We were unable to identify any significant differences between CNB and IB regarding LR risk within the whole cohort and within individual subgroups. Our results do not show a significant difference in the LR rate between CNB and IB; however, we observed a trend towards a disadvantage of CNB with LR in 14.6% of cases, compared to 8% in IB cases. This finding represents a contradiction to the published literature: Barrientos-Ruiz et al. [6] showed a significantly higher degree of biopsy tract seeding with tumor cells in the case of IB. In their study, the biopsy tract was resected in every case, also in CNB. However, at the end, an IB was associated with an increased risk of LR and the study by Oliveira et al. found the same results [8]. One might conclude that non-resection of the biopsy tract in cases with CNBs in our study cohort causes the non-significant, but in trend higher rates of LR. The literature stands opposed to this perception. Berger-Richardson et al. [9] pooled 3 studies with a total of 63 patients in their review. In one of those studies, a contamination of excised biopsy tracts after CNB was seen in 13%. In another described cohort with 30 patients without excision of the biopsy tract after CNB, there were no cases of LR. Not excising the biopsy tract after CNB carried a risk of LR of 8% in the study by Binitie et al. [4]. The authors concluded, the same number in other studies including patients with resected biopsy tracts prove no influence on LR rate.
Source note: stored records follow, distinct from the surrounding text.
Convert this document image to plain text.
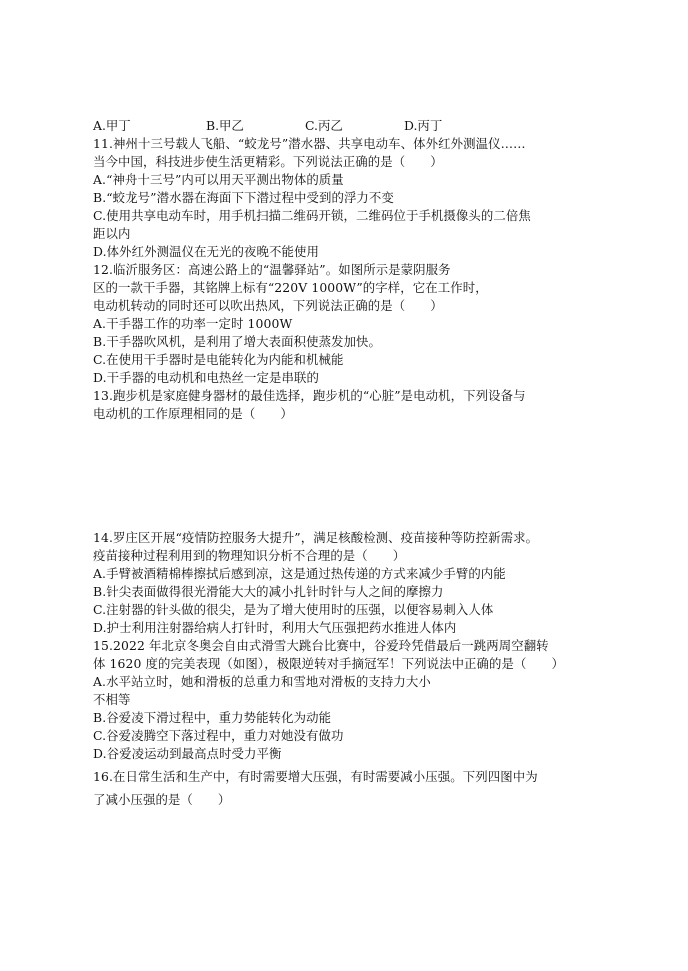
A.甲丁	B.甲乙	C.丙乙	D.丙丁
11.神州十三号载人飞船、“蛟龙号”潜水器、共享电动车、体外红外测温仪……
当今中国，科技进步使生活更精彩。下列说法正确的是（　　）
A.“神舟十三号”内可以用天平测出物体的质量
B.“蛟龙号”潜水器在海面下下潜过程中受到的浮力不变
C.使用共享电动车时，用手机扫描二维码开锁，二维码位于手机摄像头的二倍焦
距以内
D.体外红外测温仪在无光的夜晚不能使用
12.临沂服务区：高速公路上的“温馨驿站”。如图所示是蒙阴服务
区的一款干手器，其铭牌上标有“220V 1000W”的字样，它在工作时，
电动机转动的同时还可以吹出热风，下列说法正确的是（　　）
A.干手器工作的功率一定时 1000W
B.干手器吹风机，是利用了增大表面积使蒸发加快。
C.在使用干手器时是电能转化为内能和机械能
D.干手器的电动机和电热丝一定是串联的
13.跑步机是家庭健身器材的最佳选择，跑步机的“心脏”是电动机，下列设备与
电动机的工作原理相同的是（　　）
14.罗庄区开展“疫情防控服务大提升”，满足核酸检测、疫苗接种等防控新需求。
疫苗接种过程利用到的物理知识分析不合理的是（　　）
A.手臂被酒精棉棒擦拭后感到凉，这是通过热传递的方式来减少手臂的内能
B.针尖表面做得很光滑能大大的减小扎针时针与人之间的摩擦力
C.注射器的针头做的很尖，是为了增大使用时的压强，以便容易刺入人体
D.护士利用注射器给病人打针时，利用大气压强把药水推进人体内
15.2022 年北京冬奥会自由式滑雪大跳台比赛中，谷爱玲凭借最后一跳两周空翻转
体 1620 度的完美表现（如图），极限逆转对手摘冠军！下列说法中正确的是（　　）
A.水平站立时，她和滑板的总重力和雪地对滑板的支持力大小
不相等
B.谷爱凌下滑过程中，重力势能转化为动能
C.谷爱凌腾空下落过程中，重力对她没有做功
D.谷爱凌运动到最高点时受力平衡
16.在日常生活和生产中，有时需要增大压强，有时需要减小压强。下列四图中为
了减小压强的是（　　）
The risk of LR depends on many factors, such as entity, grading, and multimodal therapy. The value of multimodal therapy and its influence on the local recurrence rate is well known [16, 19]. However, there are tumor entities without further therapy options, except surgery (e.g., chondrosarcoma, superficial low-grade soft tissue sarcomas). In both groups and with or without multimodal treatment, we did not see any significant influence of the biopsy type on the LR rate or on LRFS.

In addition, the influence of grading on the LR rate is also well established. In cases with low-grade sarcoma, the risk of LR is significantly lower [20, 21]. Due to the low numbers of patients in this particular subgroup, we were unable to duplicate these findings in our highly selected study group. However, within both subgroups of low- and high-grade tumors, almost identical results for CNB and IB were seen.

The biological characteristics and behavior of bone and soft tissue sarcomas are different [22, 23]. However, we did not observe any differences between STS and BS regarding the type of biopsy. The evaluation of differences in entity subgroups of STS was not feasible because of the high number of entities and the consecutively very small numbers of patients in each subgroup. The subgroup analysis in BS showed a high rate of LR in chondrosarcomas (23.3%); however, this difference did not reach statistical significance in relation to other entities. A possible explanation for the observed difference could be the location of these tumors. Chondrosarcomas often arise in the pelvis with known worse results as compared to LR in extremity tumors. Atypical cartilaginous tumors (chondrosarcomas G1 of the extremities) did not undergo biopsy and were diagnosed by correlation of radiological and histological investigation results. Those cases are hence not included in this study.

Until today, published studies have shown that CNB and IB provide similar sensitivity regarding the diagnosis of sarcomas [3] and that IB has a higher risk for complications [24] and a potentially higher risk of spreading tumor cells [6]. The excision of IB tracts with tumor resection causes larger soft tissue defects and a higher risk of complications [2, 25].

The most important factor for lowering the risk of LR in incisional biopsy seems to be the excision of the biopsy tract. Our analysis of IB and CNB demonstrate an equivalence of both biopsy methods regarding the risk of LR and of LRFS, even if the biopsy tract was not excised in CNB.

Conclusions

We were unable to demonstrate different rates of LR or LRFS in patients with excised IB tracts and patients with non-excised CNB tracts in bone and soft tissue sarcomas of the extremities. Additional factors such as multimodal treatment (including radiotherapy) and grading did not influence this result. Based on our results, the excision of the biopsy tract in cases of CNB does not appear to be necessary.